Angelina reuniu os filhos e pediu que fingissem para o papai que não
lembravam do aniversário dele. Moleza, pois já estão acostumadíssimos
com isso. Essa é talvez a décima festa surpresa que fará
para o maridão. Ele merece mais e mais.
Ah! Como ela é feliz. Mulher casada há trinta anos com um homem
só, mulher de um homem só em tempos em que se troca de macho mais
do que de calcinhas. Já fez bodas de tudo, já fez festa de tudo.
Adora o momento dos brindes fotográficos. Seu álbum está
lotado de recordações.
Ah! Como ela é sortuda. Casou no momento certo, teve seus filhos na
ordem correta, meninos devem ser os mais velhos. Ambos adultos e encaminhados.
Formou-os de forma sensata, um engenheiro e outra professora. Fez sexo benzido
pelos óleos nupciais, nunca chupou drops dulcora fora de hora. Sempre
soube que Livinho (Sílvio) seu marido era chegado a ler Zéfiro
na mocidade e na atualidade viagra no sexy hot. Coisa de homem que ela como
mulher de bons costumes aprendeu a fechar os olhos. Nunca se preocupou com a
certeza de que foi a bunda da vizinha que ajudou na estabilidade de sua relação.

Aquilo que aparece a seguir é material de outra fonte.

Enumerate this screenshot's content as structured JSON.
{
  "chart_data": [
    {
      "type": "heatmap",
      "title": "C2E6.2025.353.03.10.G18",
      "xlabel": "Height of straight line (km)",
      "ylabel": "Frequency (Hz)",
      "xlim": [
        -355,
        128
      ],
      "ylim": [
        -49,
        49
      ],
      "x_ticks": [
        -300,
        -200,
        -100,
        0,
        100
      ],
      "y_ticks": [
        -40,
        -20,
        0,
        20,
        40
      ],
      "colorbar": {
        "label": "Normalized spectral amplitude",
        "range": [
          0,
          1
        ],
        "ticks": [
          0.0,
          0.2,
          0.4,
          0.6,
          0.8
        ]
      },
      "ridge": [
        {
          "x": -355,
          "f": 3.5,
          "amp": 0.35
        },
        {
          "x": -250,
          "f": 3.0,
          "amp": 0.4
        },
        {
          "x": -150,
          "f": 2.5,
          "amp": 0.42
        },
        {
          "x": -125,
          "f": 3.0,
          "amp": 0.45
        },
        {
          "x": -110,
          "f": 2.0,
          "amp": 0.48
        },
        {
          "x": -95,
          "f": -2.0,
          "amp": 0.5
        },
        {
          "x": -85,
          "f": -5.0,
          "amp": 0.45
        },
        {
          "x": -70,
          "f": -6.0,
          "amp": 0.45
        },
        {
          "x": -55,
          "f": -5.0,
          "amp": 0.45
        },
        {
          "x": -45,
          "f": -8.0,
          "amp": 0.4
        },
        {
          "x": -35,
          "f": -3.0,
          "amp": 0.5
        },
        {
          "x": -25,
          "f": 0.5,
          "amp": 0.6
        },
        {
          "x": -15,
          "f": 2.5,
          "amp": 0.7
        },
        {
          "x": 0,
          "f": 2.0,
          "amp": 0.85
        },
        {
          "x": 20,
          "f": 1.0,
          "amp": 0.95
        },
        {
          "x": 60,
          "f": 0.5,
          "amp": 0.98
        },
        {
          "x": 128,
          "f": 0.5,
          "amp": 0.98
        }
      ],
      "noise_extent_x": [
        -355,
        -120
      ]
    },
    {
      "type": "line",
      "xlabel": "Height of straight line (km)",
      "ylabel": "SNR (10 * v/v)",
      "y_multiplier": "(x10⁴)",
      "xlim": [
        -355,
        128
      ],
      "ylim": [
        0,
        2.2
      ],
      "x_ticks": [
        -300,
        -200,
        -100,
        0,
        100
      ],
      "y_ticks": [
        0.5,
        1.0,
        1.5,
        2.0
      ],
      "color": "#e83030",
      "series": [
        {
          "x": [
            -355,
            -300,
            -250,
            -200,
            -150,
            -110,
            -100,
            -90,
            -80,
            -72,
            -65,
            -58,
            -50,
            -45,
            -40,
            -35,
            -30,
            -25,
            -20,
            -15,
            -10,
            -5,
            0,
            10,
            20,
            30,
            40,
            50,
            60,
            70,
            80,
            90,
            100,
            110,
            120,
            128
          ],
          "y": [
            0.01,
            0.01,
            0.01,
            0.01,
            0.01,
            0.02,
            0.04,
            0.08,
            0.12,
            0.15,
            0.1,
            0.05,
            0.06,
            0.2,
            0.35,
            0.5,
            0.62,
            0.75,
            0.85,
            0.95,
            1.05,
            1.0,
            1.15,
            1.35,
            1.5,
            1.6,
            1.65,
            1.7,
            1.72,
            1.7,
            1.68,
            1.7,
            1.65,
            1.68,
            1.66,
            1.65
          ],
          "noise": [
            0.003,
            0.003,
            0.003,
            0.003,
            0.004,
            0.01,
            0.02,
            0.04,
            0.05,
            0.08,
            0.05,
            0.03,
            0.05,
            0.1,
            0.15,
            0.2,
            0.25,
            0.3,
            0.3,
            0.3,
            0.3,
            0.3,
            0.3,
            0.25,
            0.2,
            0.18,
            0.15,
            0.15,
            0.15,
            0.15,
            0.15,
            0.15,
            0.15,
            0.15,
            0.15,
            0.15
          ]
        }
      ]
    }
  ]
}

Importante mesmo foi a Frigidaire que ganhou com dois anos de casada e a Brastemp
que hoje ostenta na cozinha de sua vida perfeita, fruto das promoções
do papai, não o seu progenitor, mas o papai da casa. Jamais precisou
trabalhar, apenas cuidar bem cuidadinho do lar. As crianças deram trabalho,
mas ser mãe é padecer no paraíso, sempre foi, Doutor Delamare
que o diga. Abriu mão de ser arquiteta, não ia dar certo deixar
os filhos com outros, isso nunca fez bem à criança alguma. Ninguém
cuida como a mãe, o Sílvio tem razão, aliás sempre
teve em tudo. Ele sempre foi pé no chão. Ainda bem que não
casou com aquele menino da vila que paquerou de longe na adolescência,
que a fazia ver estrelas até de manhã quando pensava nele. Ele
era pé na lua e sonhos não rendem um AP tão bem montado,
nem pagam planos de saúde. Hoje seria mais uma divorciada largada na
night. Esse ano a festa surpresa vai ser tripla. Sessenta anos do Livinho, Sílvia
sua filha está grávida de um varão e Ângelo, seu
menino, vai finalmente se casar com uma moça de princípios, de
bem, de família. Moça boa, professora da creche do bairro. Largou
aquela uma, até o nome era de pecadora, Yasmin, isso não é
nome de moça feita para casar e ainda por cima teima em fazer teatro,
beijar em cena qualquer três de paus afirmando que é arte. Arte
do demo! Ele custou a entender que sempre haverá uma vizinha com uma
boa bunda para seus momentos de dispersão. Casamento é coisa séria,
não é samba, não é bundalelê. A culpa toda
é da TV! Maldita perversão que instiga a este casa & separa,
separa & casa. Tem que agradecer ao divino tanta benção na
vida. No jogo de desencontros deu olé no Satanás. Aleluia, aleluia,
aleluia!
Vai ser um festão. Agora mãos à obra. Fazer o bolo de
Cremogeno , o preferido da filha desde os tempos do mingau, a mouse de maracujá,
a escolhida do filho, o famoso chuvisco, doce de todas as festas, pois o Livinho
adora. Sem chuvisco a reunião vira temporal. Não vai fazer pudim
de claras com as sobras do chuvisco que só leva as gemas, afinal só
ela que gosta. Trabalho à toa, apesar de não admitir desperdícios
no orçamento. Depois faz suspiros das claras abandonadas, seu genro venera.
Vai esperar apenas essa dorzinha de cabeça enjoada, que sente todos os
dias de manhã, passar. Sem diagnóstico essa danada dor que já
vai pra trinta anos.
Também não se pode ter tudo na vida né?